Thomas McCrossan, co-owner of Constellations Recovery, declined comment when asked about the alleged incident.

“We have no comment whatsoever and there’s nothing to discuss,” McCrossan told Yorktown News. “That’s the bottom line. I can’t give you any information because there’s nothing to talk about.”

Neighbors, however, requested an “emergency meeting” with the Town Board and representatives from Constellations Recovery to gain clarity on the situation.

McCrossan downplayed the alleged incident and said it will become public knowledge after the investigation concludes sometime this month. His attorney, Al Capellini, wrote a letter to the Town Board in response to the neighbors’ request.
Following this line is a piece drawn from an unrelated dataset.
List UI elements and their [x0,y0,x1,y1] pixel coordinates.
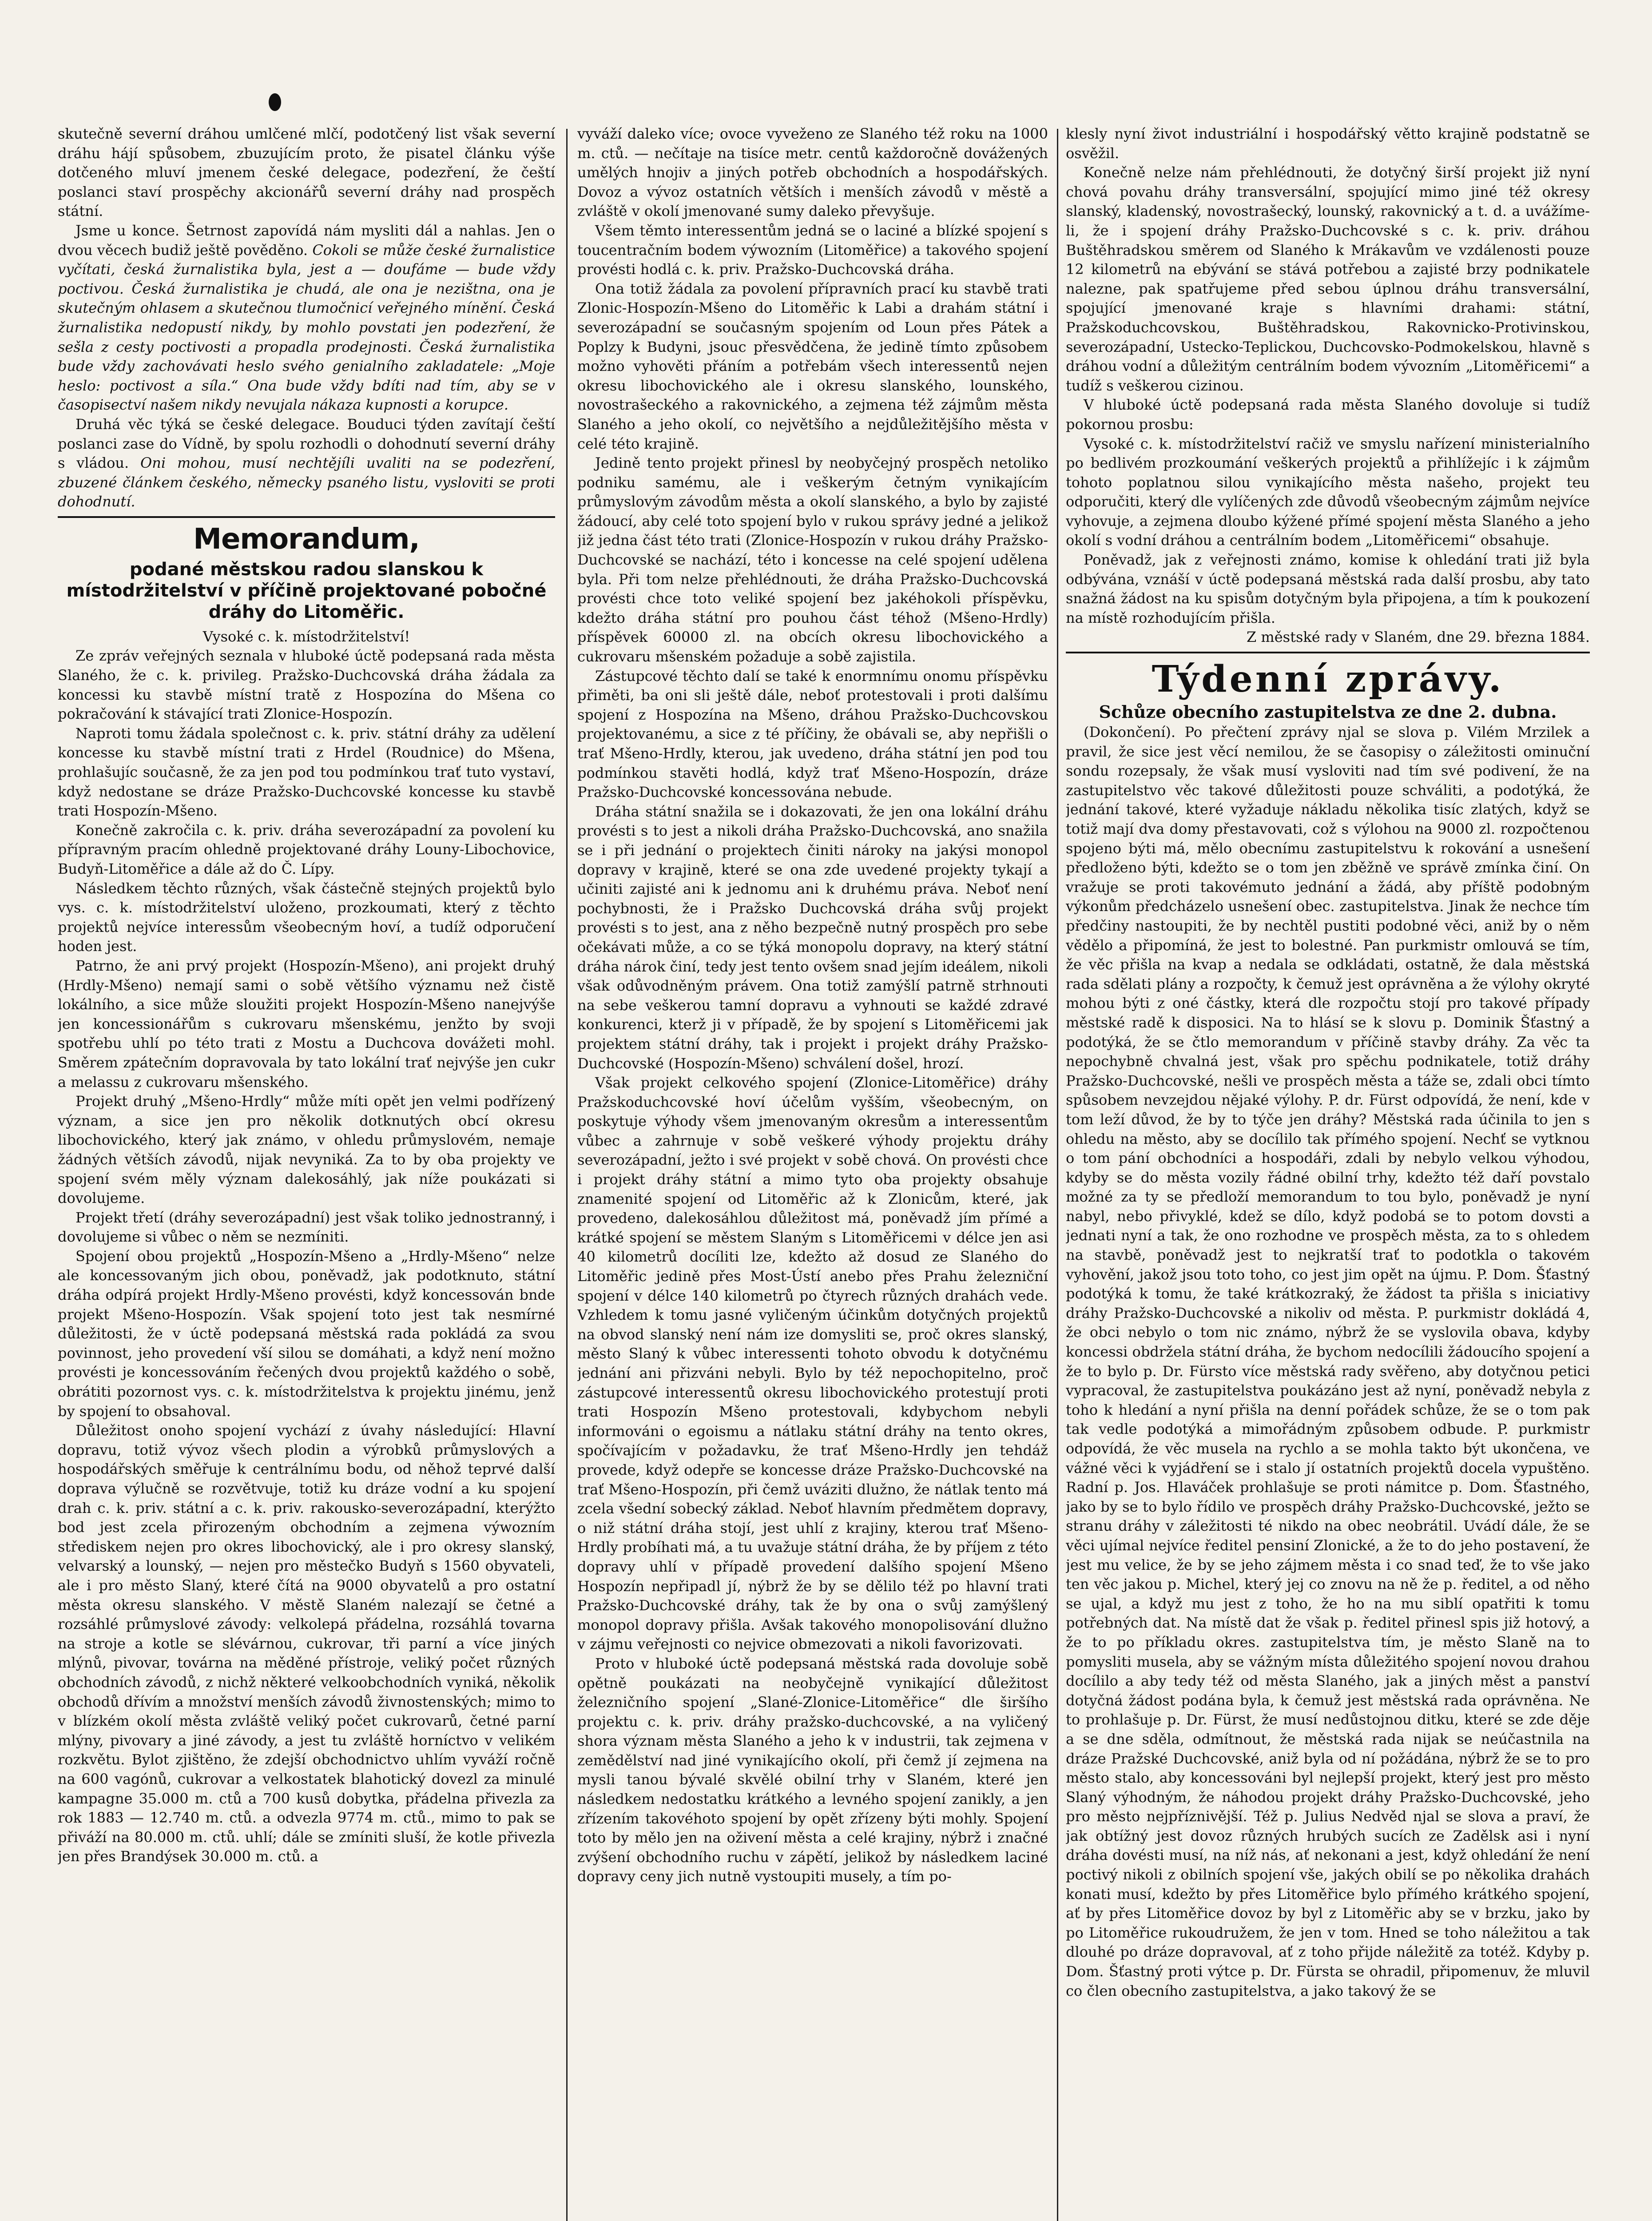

“My client understands completely and shares neighbor concerns that a police investigation was instigated and is cooperating fully with the Yorktown Police Department,” Capellini wrote. “We hope that the town and neighbors will allow the investigation to be completed before reaching any conclusions based on hearsay.”

Capellini said there has never been an “emergency” at the residence, despite rumors to the contrary.

“Rather, there was an alleged incident, which is the focus of the police investigation,” he wrote.

Constellations Recovery, which officially opened in May, is allowed to house up to 14 recovering drug and alcohol addicts at a time. Owners of the property offered more than a dozen conditions on the special permit to ease the concerns of the neighbors. One stipulation of the special permit requires representatives from Constellations Recovery to meet with the Town Board six months after accepting its first resident. That date is Dec. 15, according to Capellini.